November 17, 2017
Clover is the remanufacturing industries boy done good story as it grew from a small business to be the corporate giant that it is today. Operating from over seventy sites worldwide collecting, remanufacturing and distributing laser and inkjet consumables, wireless devices and telecommunications equipment to a mainly United States customer base of office products retailers and wireless carriers.
In 2014 The Recycler reported that Clover was on target to hit the $1.1 billion (€0.93 billion) of sales, but since then sales and profits have contracted year on year and first half results for 2017 were down eight percent on the same period in 2016. In October Moody’s Investors Service downgraded Clovers parent company 4L Technologies Inc., citing “uncertainties related to the timing of stabilization in 4L Tech’s business after a multi-year contraction in sales and profitability.” 4L Technologies is majority owned by Golden Gate Private Equity, Inc.

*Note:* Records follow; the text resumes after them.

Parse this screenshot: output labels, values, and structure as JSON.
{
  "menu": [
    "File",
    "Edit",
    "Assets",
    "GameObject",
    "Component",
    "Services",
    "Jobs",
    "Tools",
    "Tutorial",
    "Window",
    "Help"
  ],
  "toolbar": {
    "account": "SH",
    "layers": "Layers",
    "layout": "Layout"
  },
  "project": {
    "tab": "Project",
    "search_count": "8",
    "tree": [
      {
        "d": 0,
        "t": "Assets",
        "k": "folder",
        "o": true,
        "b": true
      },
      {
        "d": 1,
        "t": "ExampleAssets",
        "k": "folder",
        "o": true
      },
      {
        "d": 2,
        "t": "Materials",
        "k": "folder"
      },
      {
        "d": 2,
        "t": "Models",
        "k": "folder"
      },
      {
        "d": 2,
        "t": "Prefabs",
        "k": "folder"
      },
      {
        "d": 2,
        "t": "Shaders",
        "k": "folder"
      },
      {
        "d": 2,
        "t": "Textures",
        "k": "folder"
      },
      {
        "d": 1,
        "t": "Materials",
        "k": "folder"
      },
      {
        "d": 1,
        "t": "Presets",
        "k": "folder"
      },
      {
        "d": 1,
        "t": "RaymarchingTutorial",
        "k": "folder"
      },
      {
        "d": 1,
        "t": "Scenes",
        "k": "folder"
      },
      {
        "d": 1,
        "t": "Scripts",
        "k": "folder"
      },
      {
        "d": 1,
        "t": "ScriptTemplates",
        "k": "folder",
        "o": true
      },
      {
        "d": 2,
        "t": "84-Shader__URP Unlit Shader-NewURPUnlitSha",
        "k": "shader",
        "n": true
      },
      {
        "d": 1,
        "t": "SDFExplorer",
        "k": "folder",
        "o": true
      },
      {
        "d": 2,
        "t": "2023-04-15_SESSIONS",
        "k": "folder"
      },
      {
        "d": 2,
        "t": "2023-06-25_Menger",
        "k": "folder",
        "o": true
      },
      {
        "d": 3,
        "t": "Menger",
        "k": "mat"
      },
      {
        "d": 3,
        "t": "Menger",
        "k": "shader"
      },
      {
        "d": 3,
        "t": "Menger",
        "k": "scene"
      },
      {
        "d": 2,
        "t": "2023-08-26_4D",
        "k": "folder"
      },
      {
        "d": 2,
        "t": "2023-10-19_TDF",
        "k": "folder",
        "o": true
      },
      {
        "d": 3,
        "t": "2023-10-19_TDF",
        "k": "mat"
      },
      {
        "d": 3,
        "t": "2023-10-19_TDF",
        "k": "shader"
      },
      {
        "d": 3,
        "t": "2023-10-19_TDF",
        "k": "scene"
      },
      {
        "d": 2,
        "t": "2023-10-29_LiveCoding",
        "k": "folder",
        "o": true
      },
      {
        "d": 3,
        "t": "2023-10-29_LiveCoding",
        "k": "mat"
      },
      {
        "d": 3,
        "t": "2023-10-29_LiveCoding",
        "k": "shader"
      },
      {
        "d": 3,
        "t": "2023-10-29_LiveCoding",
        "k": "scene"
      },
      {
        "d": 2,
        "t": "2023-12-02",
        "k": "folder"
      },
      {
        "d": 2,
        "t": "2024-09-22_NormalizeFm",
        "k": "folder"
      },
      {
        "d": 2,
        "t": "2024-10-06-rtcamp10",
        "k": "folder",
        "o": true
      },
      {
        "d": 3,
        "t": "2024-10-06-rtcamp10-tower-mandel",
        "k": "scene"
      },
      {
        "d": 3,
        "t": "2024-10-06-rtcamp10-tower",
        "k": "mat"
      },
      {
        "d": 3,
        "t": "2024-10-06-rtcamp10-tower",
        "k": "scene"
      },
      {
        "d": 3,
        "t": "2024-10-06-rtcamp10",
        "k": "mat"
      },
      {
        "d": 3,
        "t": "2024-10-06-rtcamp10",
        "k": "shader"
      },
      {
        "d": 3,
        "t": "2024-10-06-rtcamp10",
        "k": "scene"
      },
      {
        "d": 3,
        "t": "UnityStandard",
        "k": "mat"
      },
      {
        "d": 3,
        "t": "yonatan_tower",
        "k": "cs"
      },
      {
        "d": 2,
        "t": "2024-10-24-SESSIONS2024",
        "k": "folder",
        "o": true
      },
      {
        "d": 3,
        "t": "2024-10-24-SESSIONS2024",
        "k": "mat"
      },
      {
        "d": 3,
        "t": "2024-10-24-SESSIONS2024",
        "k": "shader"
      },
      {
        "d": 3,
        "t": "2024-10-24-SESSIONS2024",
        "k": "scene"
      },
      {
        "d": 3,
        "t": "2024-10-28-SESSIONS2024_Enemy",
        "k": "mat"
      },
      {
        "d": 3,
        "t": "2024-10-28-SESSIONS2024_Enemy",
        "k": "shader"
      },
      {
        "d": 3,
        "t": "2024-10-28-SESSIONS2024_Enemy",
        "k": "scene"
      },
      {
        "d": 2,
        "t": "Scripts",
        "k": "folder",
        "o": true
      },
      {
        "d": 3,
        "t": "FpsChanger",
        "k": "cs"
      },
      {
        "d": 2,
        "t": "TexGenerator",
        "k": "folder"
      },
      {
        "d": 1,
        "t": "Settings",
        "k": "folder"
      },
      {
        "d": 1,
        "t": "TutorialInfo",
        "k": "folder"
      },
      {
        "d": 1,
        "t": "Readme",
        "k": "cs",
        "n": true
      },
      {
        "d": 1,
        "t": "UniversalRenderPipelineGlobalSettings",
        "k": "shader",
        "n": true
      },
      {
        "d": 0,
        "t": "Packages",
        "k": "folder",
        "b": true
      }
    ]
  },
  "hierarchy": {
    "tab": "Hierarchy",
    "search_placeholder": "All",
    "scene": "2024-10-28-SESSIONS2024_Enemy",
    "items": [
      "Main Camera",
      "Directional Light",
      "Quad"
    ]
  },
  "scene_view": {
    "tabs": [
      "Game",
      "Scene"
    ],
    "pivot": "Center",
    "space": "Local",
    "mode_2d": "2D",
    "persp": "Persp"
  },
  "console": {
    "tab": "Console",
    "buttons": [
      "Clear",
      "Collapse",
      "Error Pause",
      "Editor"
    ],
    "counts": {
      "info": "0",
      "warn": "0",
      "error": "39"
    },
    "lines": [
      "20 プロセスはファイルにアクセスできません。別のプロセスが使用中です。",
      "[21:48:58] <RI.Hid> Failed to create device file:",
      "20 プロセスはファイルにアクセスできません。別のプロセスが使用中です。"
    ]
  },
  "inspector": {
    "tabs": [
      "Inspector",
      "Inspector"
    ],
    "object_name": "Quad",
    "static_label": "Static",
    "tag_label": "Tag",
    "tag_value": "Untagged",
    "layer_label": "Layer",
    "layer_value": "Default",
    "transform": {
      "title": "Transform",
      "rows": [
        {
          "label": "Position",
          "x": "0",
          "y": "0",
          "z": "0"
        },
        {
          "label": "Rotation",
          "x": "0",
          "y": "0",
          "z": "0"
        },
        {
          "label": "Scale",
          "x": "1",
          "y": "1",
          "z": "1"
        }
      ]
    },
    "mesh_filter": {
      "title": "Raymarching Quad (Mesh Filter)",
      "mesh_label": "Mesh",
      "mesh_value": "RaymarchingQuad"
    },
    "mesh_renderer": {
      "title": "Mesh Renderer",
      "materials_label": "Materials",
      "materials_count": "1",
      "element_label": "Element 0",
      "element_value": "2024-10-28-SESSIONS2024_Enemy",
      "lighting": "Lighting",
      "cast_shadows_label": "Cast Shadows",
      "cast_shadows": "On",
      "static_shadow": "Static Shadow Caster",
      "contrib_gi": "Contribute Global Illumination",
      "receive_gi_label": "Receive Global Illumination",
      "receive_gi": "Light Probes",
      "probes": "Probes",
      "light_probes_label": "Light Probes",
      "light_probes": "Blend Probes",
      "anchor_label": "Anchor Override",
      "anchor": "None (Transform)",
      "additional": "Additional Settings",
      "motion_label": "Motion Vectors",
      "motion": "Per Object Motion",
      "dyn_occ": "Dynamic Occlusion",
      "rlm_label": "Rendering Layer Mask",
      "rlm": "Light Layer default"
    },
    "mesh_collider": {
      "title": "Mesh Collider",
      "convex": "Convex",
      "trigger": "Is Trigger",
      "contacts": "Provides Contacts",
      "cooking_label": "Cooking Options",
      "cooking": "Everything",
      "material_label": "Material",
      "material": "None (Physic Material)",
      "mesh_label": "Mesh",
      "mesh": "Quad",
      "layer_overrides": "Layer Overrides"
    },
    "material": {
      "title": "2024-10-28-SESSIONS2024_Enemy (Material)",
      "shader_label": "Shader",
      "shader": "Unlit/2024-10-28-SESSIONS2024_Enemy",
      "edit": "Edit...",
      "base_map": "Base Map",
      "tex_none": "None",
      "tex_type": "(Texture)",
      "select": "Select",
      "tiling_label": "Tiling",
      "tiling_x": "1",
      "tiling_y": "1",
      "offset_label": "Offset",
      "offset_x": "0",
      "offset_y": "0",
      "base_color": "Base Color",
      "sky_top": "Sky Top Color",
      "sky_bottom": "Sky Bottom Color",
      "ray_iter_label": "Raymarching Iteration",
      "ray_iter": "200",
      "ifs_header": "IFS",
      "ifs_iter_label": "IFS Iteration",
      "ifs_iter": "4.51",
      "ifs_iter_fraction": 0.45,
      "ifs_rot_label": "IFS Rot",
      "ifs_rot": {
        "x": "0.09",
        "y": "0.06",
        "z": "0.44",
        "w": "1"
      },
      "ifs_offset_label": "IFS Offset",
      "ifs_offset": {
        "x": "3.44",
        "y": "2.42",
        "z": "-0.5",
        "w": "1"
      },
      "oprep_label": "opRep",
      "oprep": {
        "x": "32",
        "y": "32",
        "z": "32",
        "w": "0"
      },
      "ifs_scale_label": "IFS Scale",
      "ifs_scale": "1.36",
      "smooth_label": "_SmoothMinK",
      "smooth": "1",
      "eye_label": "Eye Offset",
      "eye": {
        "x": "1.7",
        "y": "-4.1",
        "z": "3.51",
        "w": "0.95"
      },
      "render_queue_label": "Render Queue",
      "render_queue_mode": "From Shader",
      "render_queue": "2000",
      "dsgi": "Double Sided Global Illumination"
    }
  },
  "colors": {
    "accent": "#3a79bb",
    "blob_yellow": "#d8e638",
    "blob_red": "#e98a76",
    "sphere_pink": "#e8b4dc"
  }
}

Two weeks after the Moody’s downgrade Clover announced that the CEO Jim Cerkleski, would become Chairman of the Board of Directors and that George Milton has been appointed the new CEO and he commented “we have a tremendous platform which has been established by our dedicated employees. I am excited to continue building on our strong market position and global manufacturing and distribution footprint, and look forward to the opportunities ahead. As a priority, I will ensure that we continue our focus on providing quality and value, as well as supporting the new business strategies of our customers.”
What are the challenges facing clover’s new CEO? Firstly, the market for imaging products has contracted, and Clover has no real end-user engagement and relies on an ailing US-centric office product retailing channel. The OEM’s have reacted differently to the contracting market and are driving MPS sales up and at the same time using “Instant Ink” type programmes to drive end-user revenues, and this could see Clover lose key customer contracts to OEM’s and other competitors. In Europe, the market is also contracting, but the MSE sales channel has been dismantled and there appears to be no cohesive strategy to drive sales, and their market is under threat from more agile competitors who want to increase their share of the European office products market for remanufactured laser and inkjet consumables.
Manufacturing and refurbishing operations are being centred on clovers Vietnam and Mexico facilities, but the company is spread across another sixty-eight locations around the world handling collections, sales and distribution. While the headcount continues to fall, restructuring the business for the current and future market is slow and akin to a supertanker changing direction. It doesn’t happen quickly.
The big challenge facing the new Clover CEO is the level of debt carried by the company which is currently in the order of $700 million (€593 million) with a revolving credit facility due for renewal in 2019 and a secured loan due in 2020 and $66 million (€55.92 million) of cash in the bank.
Clover needs to generate more free cash to service the debt, and this can come from getting closer to the end-user consumer base where they can benefit from increased prices and profitability. But they will also need to significantly reduce their global operating costs.
In August 2016, The Recycler reported a Reuters report that Clover’s major shareholder, Golden Gate Private Equity had appointed investment bank Morgan Stanley to help run an auction for the company, the price tag was $1.5 billion (€1.27 billion). According to a person familiar with the discussions, Clover’s senior executives had met in the summer of 2016 to discuss the possibility of a sale of Clover or a Golden Gate exit. At the time the then CEO Jim Cerkleski hotly denied the sale rumour, but today it is possible that a sale of Clovers telecommunications equipment business could generate funds and boost debt repayments.